Metro Vancouver directors say a draft land-use plan drawn up by Port Metro Vancouver allows too much scope to eventually convert big chunks of farmland to industrial port uses.

The plan, which is in the final stages of public consultations, aims to guide port decisions on the lands and waters under its jurisdiction for the next 15 to 20 years.

It includes five special study areas – four in Richmond and one in Pitt Meadows – where Metro-designated agricultural land could eventually be reconsidered for port use.

The properties, including the Gilmore Farm bought in Richmond by the port five years ago without advising Metro, continue to be leased to farmers.

But Metro politicians fear the port will ultimately override both Metro's regional growth strategy and the province's Agricultural Land Reserve.

"We know it's just a matter of when they want to incorporate it as industrial land," Richmond Mayor Malcolm Brodie told Metro's transportation committee Wednesday.

"It's an outrageous situation where this federally appointed group is coming in with a sledgemamer or an axe into city lands and deciding what the use is."

Metro wants the port to rule out non-agricultural uses of farmland and to discourage commercial development of port lands.

And the regional district is also challenging the port to explain how potential development of the study areas could comply with the regional growth strategy.

Vancouver Coun. Geoff Meggs suggested Metro consider refusing to provide sewer and water service to any industrialized farmland that the port develops in contravention of the Metro growth strategy.

Port officials say the conversion of industrial land to residential use over the years has shrunk the footprint of usable port lands in the region, while the port needs to grow to accommodate burgeoning trade between Canada and Asia.

Industrial land in the region has shrunk 27 per cent in the past 25 years and port officials say available lands will only satisfy demand for the next 10 years.

"We want assurances that this isn't a battle that we keep having to fight about whether or not the port is acquiring or planning to change agricultural land over to industrial, while utilizing the power of the federal government," said Burnaby Mayor Derek Corrigan, chair of Metro's regional planning and agriculture committee.
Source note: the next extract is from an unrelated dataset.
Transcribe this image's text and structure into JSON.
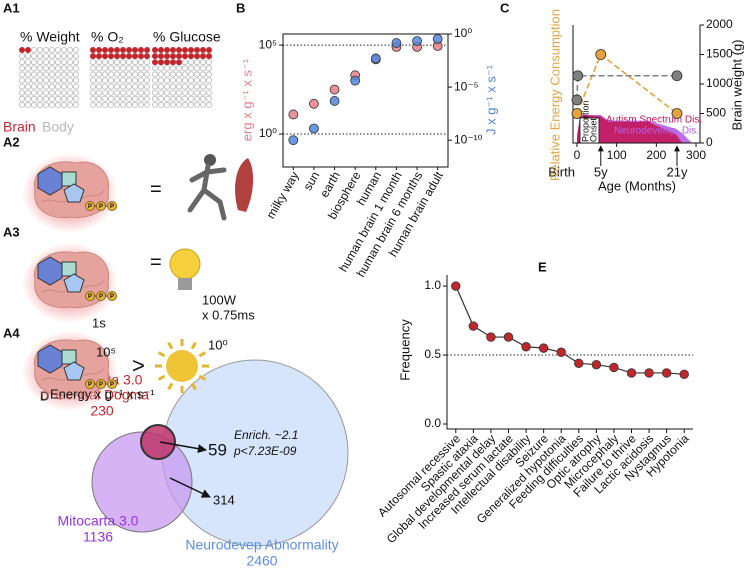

He said it's disappointing the port may still allow a new coal export terminal at  Fraser Surrey Docks.

The proposed coal handling facility has not yet been approved and a decision awaits further revision of an assessment of environmental and health risks.
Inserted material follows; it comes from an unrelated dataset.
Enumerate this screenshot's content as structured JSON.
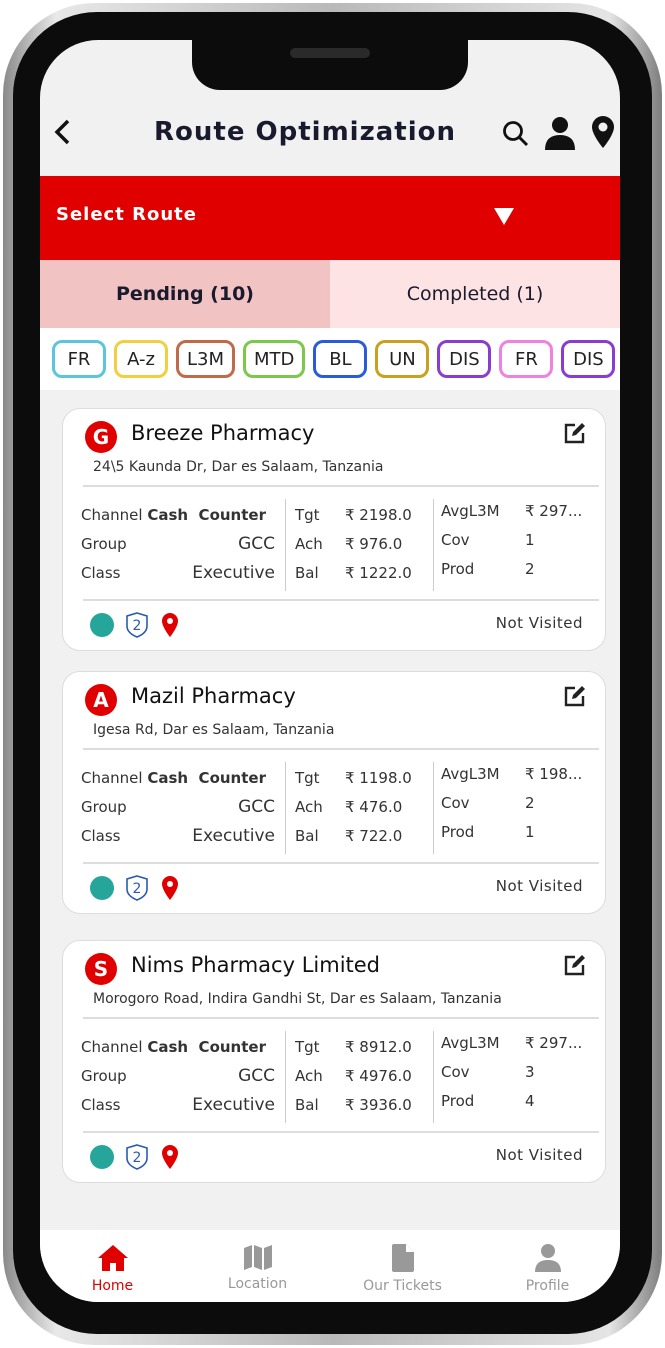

Corrigan called it a misuse of the port land on the Fraser River in Surrey, which he said should instead be used as a short-sea shipping terminal where containers could be efficiently moved inland and distributed South of the Fraser.
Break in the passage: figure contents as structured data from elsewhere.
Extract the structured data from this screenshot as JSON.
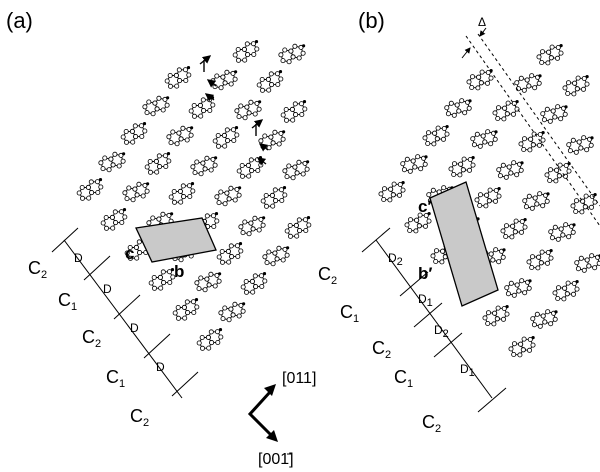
{
  "panels": [
    {
      "id": "a",
      "label": "(a)",
      "chain_labels": [
        {
          "letter": "C",
          "sub": "2"
        },
        {
          "letter": "C",
          "sub": "1"
        },
        {
          "letter": "C",
          "sub": "2"
        },
        {
          "letter": "C",
          "sub": "1"
        },
        {
          "letter": "C",
          "sub": "2"
        }
      ],
      "spacing_labels": [
        {
          "letter": "D",
          "sub": ""
        },
        {
          "letter": "D",
          "sub": ""
        },
        {
          "letter": "D",
          "sub": ""
        },
        {
          "letter": "D",
          "sub": ""
        }
      ],
      "axis_labels": {
        "c": "c",
        "b": "b"
      }
    },
    {
      "id": "b",
      "label": "(b)",
      "chain_labels": [
        {
          "letter": "C",
          "sub": "2"
        },
        {
          "letter": "C",
          "sub": "1"
        },
        {
          "letter": "C",
          "sub": "2"
        },
        {
          "letter": "C",
          "sub": "1"
        },
        {
          "letter": "C",
          "sub": "2"
        }
      ],
      "spacing_labels": [
        {
          "letter": "D",
          "sub": "2"
        },
        {
          "letter": "D",
          "sub": "1"
        },
        {
          "letter": "D",
          "sub": "2"
        },
        {
          "letter": "D",
          "sub": "1"
        }
      ],
      "axis_labels": {
        "c": "c′",
        "b": "b′"
      },
      "shift_label": "Δ"
    }
  ],
  "directions": {
    "up": "[011]",
    "down": "[001̄]"
  },
  "colors": {
    "ink": "#000000",
    "cell_fill": "#c9c9c9"
  }
}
That could reduce the numbers of container trucks now trundling from terminals on Burrard Inlet through Vancouver and Burnaby and across congested bridges to reach eastern parts of the Lower Mainland, he said.

"If we're accepting that the port is going to grow in the future, it has to be smart growth," Corrigan said. "To make it a commodity port – a coal port – in the middle of an urban centre affecting both New Westminster and Surrey seems patently ridiculous."

Corrigan said the Port Metro Vancouver board is dominated by private businesses that also run terminals and sometimes appears to make decisions that benefit those operators over the short term at the expense of good long-term planning.